His request has been accepted and the information regarding his file, contained in the computerized registers of Cour municipale de Montréal, is no longer accessible to the public.
A citizen complained to the Ombudsman de Montréal to contest an order for the euthanasia of a dog who had attacked another dog.
The Statements of offence regarding these same events had been contested and the files were pending, before Cour municipale de Montréal.
Generally, information contained in a penal or criminal file awaiting trial is not available but, in order to investigate our file properly, we needed the information contained in this specific file.
The Ombudsman de Montréal discussed the matter at length with the Procureur de la couronne responsible of this penal case and, more particularly, she explained her legal right to obtain any information and documents she deems relevant, within the investigation.
Following these discussions, the Ombudsman de Montréal received all the information she had requested.
As to the merit of the file, the By-law concerning dog and animal control, R.R.V.M., c. C-10, provides that when a dog bites a person or another animal, the director can order that the dog may be euthanized, if he believes the animal represents a health or safety hazard for the public. In the present instance, the director’s decision had been based on a legal opinion and on a statistical evaluation of the risks of re-occurrence.
Since the Ombudsman could not conclude that the order was arbitrary or unreasonable, she did not issue any Recommendation against the contested order.
A citizen complained that several years after proceedings, his “criminal case file” remained publicly accessible, through the records of the Cour municipale de Montréal, even though acquitted of the charges brought against him.

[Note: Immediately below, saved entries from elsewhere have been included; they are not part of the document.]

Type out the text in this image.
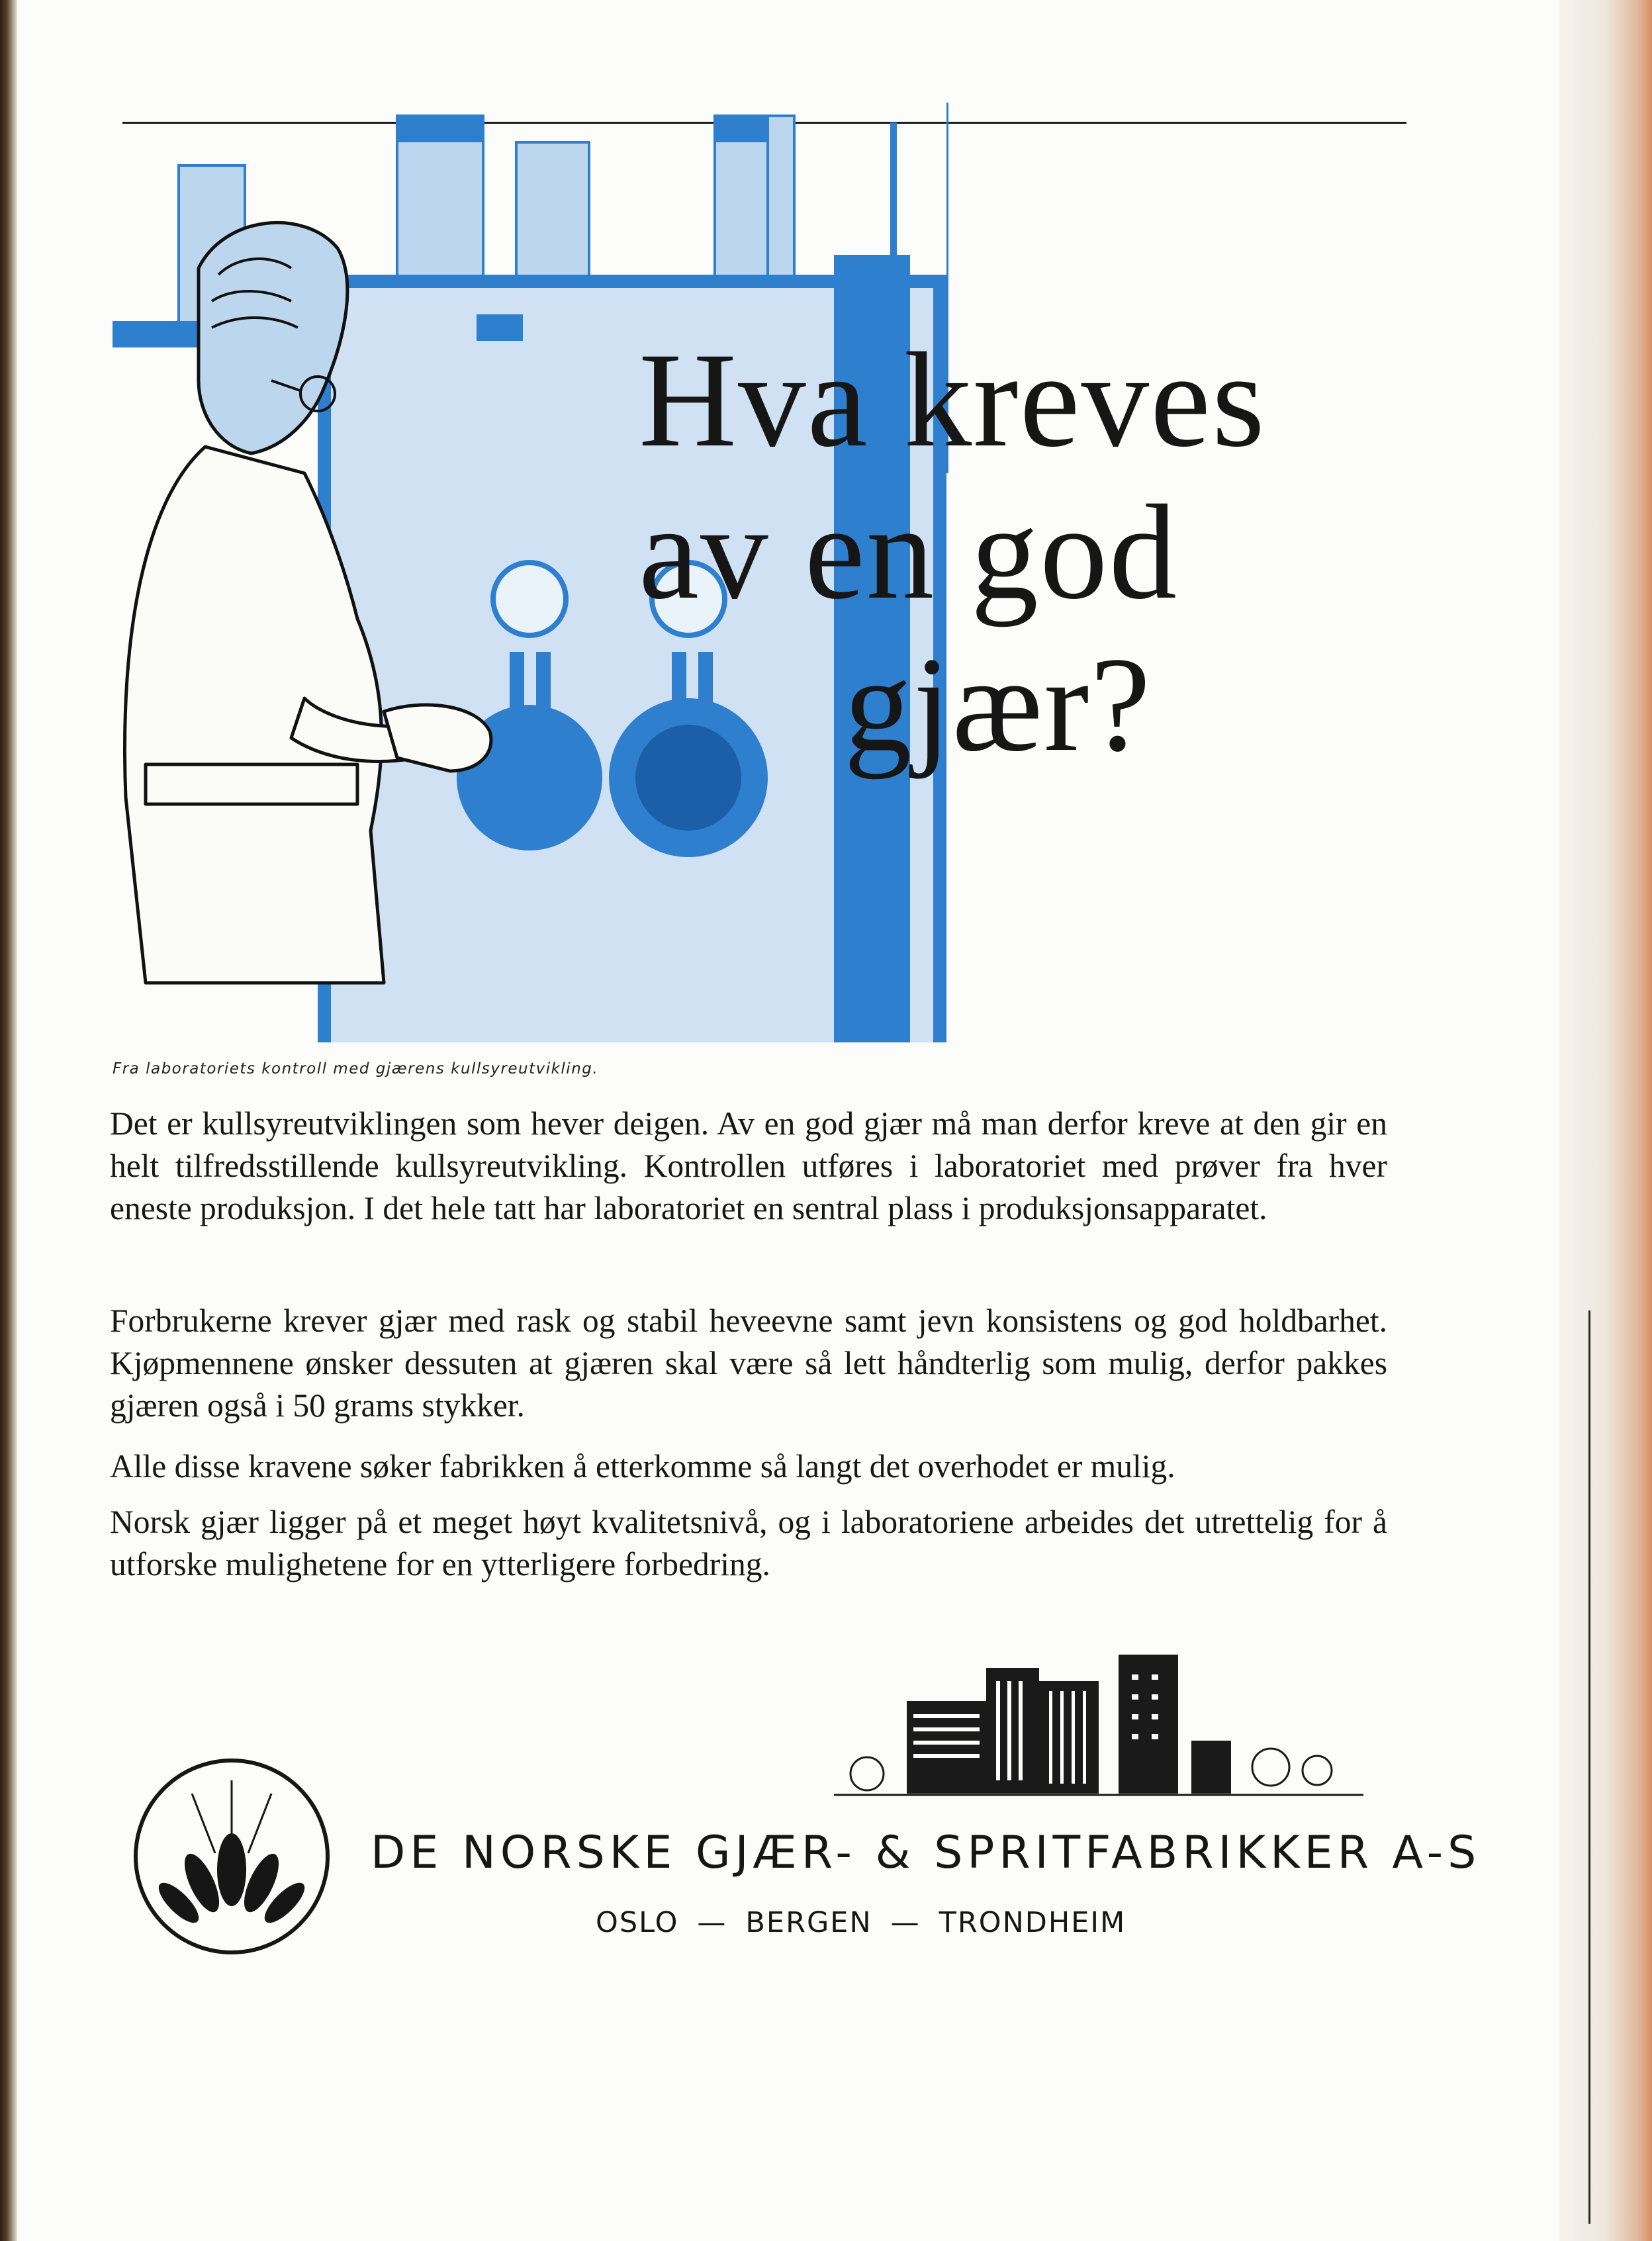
Hva kreves
av en god
gjær?
Fra laboratoriets kontroll med gjærens kullsyreutvikling.

Det er kullsyreutviklingen som hever deigen. Av en god gjær må man derfor kreve at den gir en helt tilfredsstillende kullsyreutvikling. Kontrollen utføres i laboratoriet med prøver fra hver eneste produksjon. I det hele tatt har laboratoriet en sentral plass i produksjonsapparatet.

Forbrukerne krever gjær med rask og stabil heveevne samt jevn konsistens og god holdbarhet. Kjøpmennene ønsker dessuten at gjæren skal være så lett håndterlig som mulig, derfor pakkes gjæren også i 50 grams stykker.

Alle disse kravene søker fabrikken å etterkomme så langt det overhodet er mulig.

Norsk gjær ligger på et meget høyt kvalitetsnivå, og i laboratoriene arbeides det utrettelig for å utforske mulighetene for en ytterligere forbedring.

DE NORSKE GJÆR- & SPRITFABRIKKER A-S
OSLO — BERGEN — TRONDHEIM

Supported by an administrative directive in effect for provincial court records since 1998, this citizen requested Cour municipale de Montréal to bar public access to his case file, but his request was refused. He then asked the Ombudsman de Montréal to intervene.
The citizen contended that the fact that people could even find out that he had been accused of a criminal act was sufficient to cause serious harm to his reputation and impair his efforts to find employment.

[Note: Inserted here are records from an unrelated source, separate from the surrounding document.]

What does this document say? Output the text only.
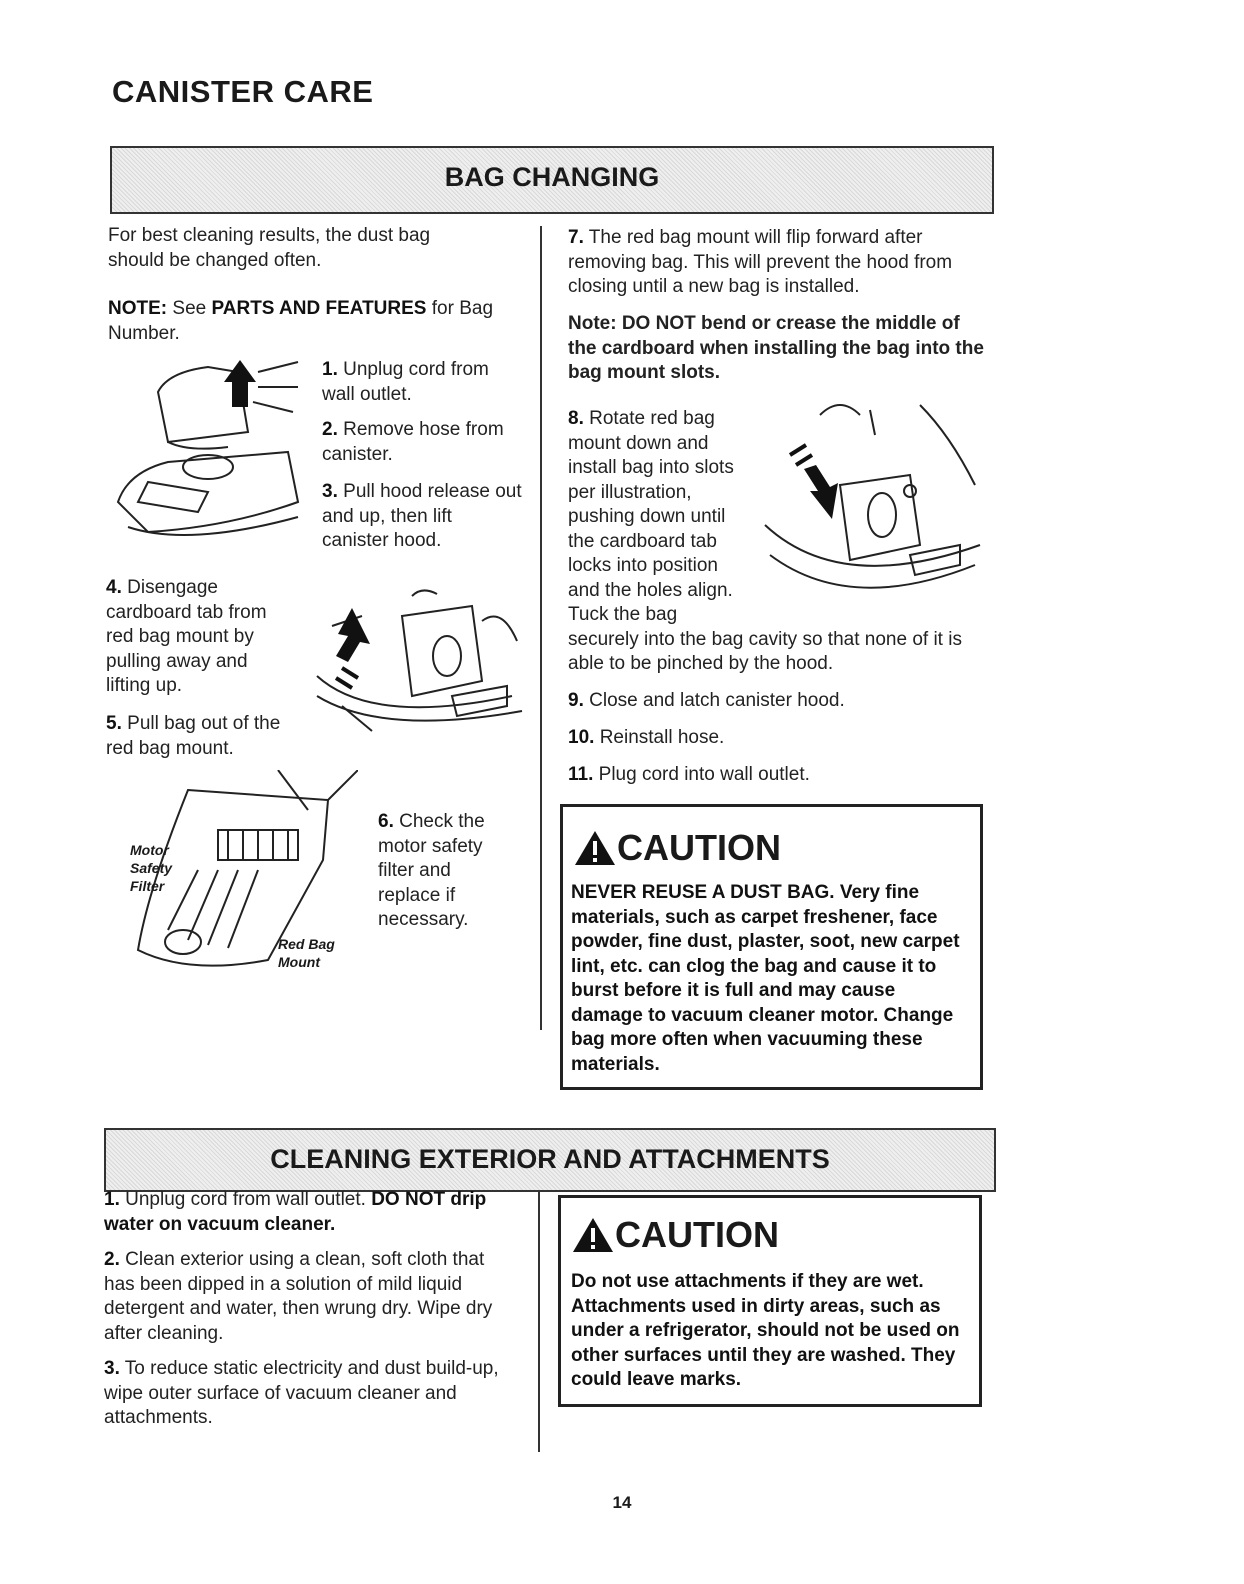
CANISTER CARE
BAG CHANGING
For best cleaning results, the dust bag should be changed often.
NOTE: See PARTS AND FEATURES for Bag Number.
1. Unplug cord from wall outlet.
2. Remove hose from canister.
3. Pull hood release out and up, then lift canister hood.
4. Disengage cardboard tab from red bag mount by pulling away and lifting up.
5. Pull bag out of the red bag mount.
Motor
Safety
Filter
Red Bag
Mount
6. Check the motor safety filter and replace if necessary.
7. The red bag mount will flip forward after removing bag. This will prevent the hood from closing until a new bag is installed.
Note: DO NOT bend or crease the middle of the cardboard when installing the bag into the bag mount slots.
8. Rotate red bag mount down and install bag into slots per illustration, pushing down until the cardboard tab locks into position and the holes align. Tuck the bag securely into the bag cavity so that none of it is able to be pinched by the hood.
9. Close and latch canister hood.
10. Reinstall hose.
11. Plug cord into wall outlet.
CAUTION
NEVER REUSE A DUST BAG. Very fine materials, such as carpet freshener, face powder, fine dust, plaster, soot, new carpet lint, etc. can clog the bag and cause it to burst before it is full and may cause damage to vacuum cleaner motor. Change bag more often when vacuuming these materials.
CLEANING EXTERIOR AND ATTACHMENTS
1. Unplug cord from wall outlet. DO NOT drip water on vacuum cleaner.
2. Clean exterior using a clean, soft cloth that has been dipped in a solution of mild liquid detergent and water, then wrung dry. Wipe dry after cleaning.
3. To reduce static electricity and dust build-up, wipe outer surface of vacuum cleaner and attachments.
CAUTION
Do not use attachments if they are wet. Attachments used in dirty areas, such as under a refrigerator, should not be used on other surfaces until they are washed. They could leave marks.
14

Due to the intervention of the Ombudsman de Montréal, Cour municipale de Montréal agreed to remove the file of the citizen concerned from criminal court records.
The Ombudsman de Montréal pursued his petition to Cour municipale de Montréal and Recommended that, in all cases already covered by directive D-21, all the files of citizens acquitted or otherwise freed of criminal charges brought against them cease to be accessible to the general public, and this, automatically, upon expiration of certain predetermined reasonable delays.
The Cour municipale de Montréal accepted this Recommendation, in part, and committed to implement a procedure for the removal of files “upon request”, that came into effect in 2005.
The significant number of requests submitted and accepted, from year to year, confirms the importance of this measure. On December 31st, 2012, 3498 citizens had benefited from this restriction of access.
When he tried to cross Canadian Customs, a citizen was arrested because of an outstanding warrant for his arrest and imprisonment, due to the non-payment of an unpaid fine that had been issued by the Ville de Montréal. To avoid incarceration, he had to pay the amount due, on the spot.
The citizen then complained to the Ombudsman de Montréal, alleging that he had nothing to do with this alleged violation and submitting that it must have been a case of mistaken identity. Our intervention with the officials of Cour municipale de Montréal led to confirmation that there had in fact been an error made regarding the citizen’s identity.
Thanks to our efforts, procedures were set in motion to declare the citizen innocent of the violation that had been wrongfully attributed to him and, moreover, the fine the citizen had to pay while crossing Canadian Customs was also reimbursed.